Questions: Distribution Shape: Skewness and Kurtosis
5 questions to test your understanding
Score: 0 / 5
Question 1 Multiple Choice
A dataset of household incomes shows mean = $85,000 and median = $60,000. Which best describes the shape of this distribution?
ASymmetric — mean and median are both valid measures of center
BNegatively skewed — the median is lower than the mean
CPositively skewed — extreme high incomes pull the mean above the median
DLeptokurtic — the gap between mean and median indicates heavy tails
When extreme high values pull the mean above the median, the distribution is positively skewed (right-skewed) — the long tail stretches rightward. Income is a classic example: most households earn moderate amounts, but a small number of very high earners pull the mean upward while the median stays near the typical value. Option B names the relationship correctly (median < mean) but labels it backwards — that ordering IS positive skew. Option D confuses skewness with kurtosis.
Question 2 Multiple Choice
Kurtosis primarily measures which property of a distribution?
AThe degree of asymmetry — how far the peak is shifted left or right
BHow peaked the distribution is — the height of the central peak
CThe heaviness of the tails — how often extreme values occur
DThe spread of the distribution relative to its mean
Kurtosis measures tail weight — how much of the distribution's variance comes from extreme values, relative to a normal distribution. High kurtosis (leptokurtic) means heavier tails and more frequent extreme events, not necessarily a taller peak. The 'peakedness' interpretation is the most common misconception. Asymmetry is measured by skewness, not kurtosis. Spread is measured by standard deviation or IQR.
Question 3 True / False
In a positively skewed distribution, the mean is greater than the median.
TTrue
FFalse
Answer: True
Positive skew means a long right tail — a few extreme high values. These extreme values drag the mean upward (since the mean uses all values) while the median (the middle value) is much less affected. The result is mean > median > mode in a right-skewed distribution. This relationship between mean and median is one of the most reliable practical indicators of skew direction when examining summary statistics.
Question 4 True / False
A leptokurtic distribution (high kurtosis) is characterized primarily by a tall, narrow peak at the center.
TTrue
FFalse
Answer: False
Kurtosis primarily measures tail heaviness, not peak height. A leptokurtic distribution has heavier tails than a normal distribution — extreme events occur more frequently than the normal model predicts.

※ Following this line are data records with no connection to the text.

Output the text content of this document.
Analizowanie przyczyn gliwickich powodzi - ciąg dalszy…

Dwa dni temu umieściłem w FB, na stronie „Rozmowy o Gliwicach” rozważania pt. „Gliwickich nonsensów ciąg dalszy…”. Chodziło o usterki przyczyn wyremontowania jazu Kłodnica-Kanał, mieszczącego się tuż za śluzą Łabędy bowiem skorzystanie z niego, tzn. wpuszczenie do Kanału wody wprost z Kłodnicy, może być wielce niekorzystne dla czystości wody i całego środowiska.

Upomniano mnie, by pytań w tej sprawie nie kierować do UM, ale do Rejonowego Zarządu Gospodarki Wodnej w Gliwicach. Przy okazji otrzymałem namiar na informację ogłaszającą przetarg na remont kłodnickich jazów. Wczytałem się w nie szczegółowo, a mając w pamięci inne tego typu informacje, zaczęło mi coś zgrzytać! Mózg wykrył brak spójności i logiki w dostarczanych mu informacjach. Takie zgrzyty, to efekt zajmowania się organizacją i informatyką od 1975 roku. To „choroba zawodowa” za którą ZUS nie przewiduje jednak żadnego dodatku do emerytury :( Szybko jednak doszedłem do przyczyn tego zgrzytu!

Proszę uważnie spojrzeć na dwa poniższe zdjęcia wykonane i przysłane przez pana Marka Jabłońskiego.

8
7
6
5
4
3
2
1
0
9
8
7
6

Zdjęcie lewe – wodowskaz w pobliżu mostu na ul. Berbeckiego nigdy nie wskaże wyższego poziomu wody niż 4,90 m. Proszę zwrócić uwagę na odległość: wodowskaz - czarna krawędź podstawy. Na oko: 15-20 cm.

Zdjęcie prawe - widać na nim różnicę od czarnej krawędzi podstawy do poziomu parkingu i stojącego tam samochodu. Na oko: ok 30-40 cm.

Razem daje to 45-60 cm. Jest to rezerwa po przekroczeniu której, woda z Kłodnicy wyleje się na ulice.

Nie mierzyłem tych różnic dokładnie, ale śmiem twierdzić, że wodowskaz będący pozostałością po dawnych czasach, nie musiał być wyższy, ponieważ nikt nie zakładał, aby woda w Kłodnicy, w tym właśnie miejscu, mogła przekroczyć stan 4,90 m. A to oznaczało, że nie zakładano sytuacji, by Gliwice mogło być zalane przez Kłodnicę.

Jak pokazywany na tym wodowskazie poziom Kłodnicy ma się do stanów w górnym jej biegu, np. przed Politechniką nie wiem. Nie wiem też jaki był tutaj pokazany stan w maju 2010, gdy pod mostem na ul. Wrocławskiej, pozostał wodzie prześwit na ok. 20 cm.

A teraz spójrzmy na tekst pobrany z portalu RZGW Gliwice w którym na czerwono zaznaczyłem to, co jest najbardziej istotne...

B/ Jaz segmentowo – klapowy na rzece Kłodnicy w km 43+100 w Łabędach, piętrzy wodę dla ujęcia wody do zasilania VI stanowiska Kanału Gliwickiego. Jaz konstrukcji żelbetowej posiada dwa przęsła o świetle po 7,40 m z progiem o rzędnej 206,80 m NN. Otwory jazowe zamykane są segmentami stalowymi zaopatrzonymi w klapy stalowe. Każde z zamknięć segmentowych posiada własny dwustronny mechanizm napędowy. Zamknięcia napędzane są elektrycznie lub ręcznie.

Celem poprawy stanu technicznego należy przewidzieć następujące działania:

The central peak may appear taller as a visual consequence (since probability mass shifted to the tails must come from somewhere), but this is secondary. Financial return distributions are leptokurtic because they produce more crashes and booms than a normal distribution would predict, which is a statement about tails, not peaks.
Question 5 Short Answer
Why do the mean and standard deviation alone fail to fully describe a distribution, and what do skewness and kurtosis add?
Think about your answer, then reveal below.
Model answer: Two distributions can have identical means and variances but completely different shapes. Skewness captures asymmetry — which tail is longer and by how much — which determines whether the mean is a reliable center summary. Kurtosis captures tail heaviness — how often extreme values occur — which determines whether variance-based methods like t-tests and confidence intervals are reliable. Together they reveal shape characteristics that determine whether standard statistical tools are appropriate for the data.
This is the practical motivation for shape descriptors: before applying any parametric method, you need to know not just where the distribution is centered and how spread out it is, but whether it is symmetric and whether its tails are well-behaved. Strong skewness may call for a median-based analysis or a log transformation; high kurtosis may invalidate p-values computed under the normal assumption.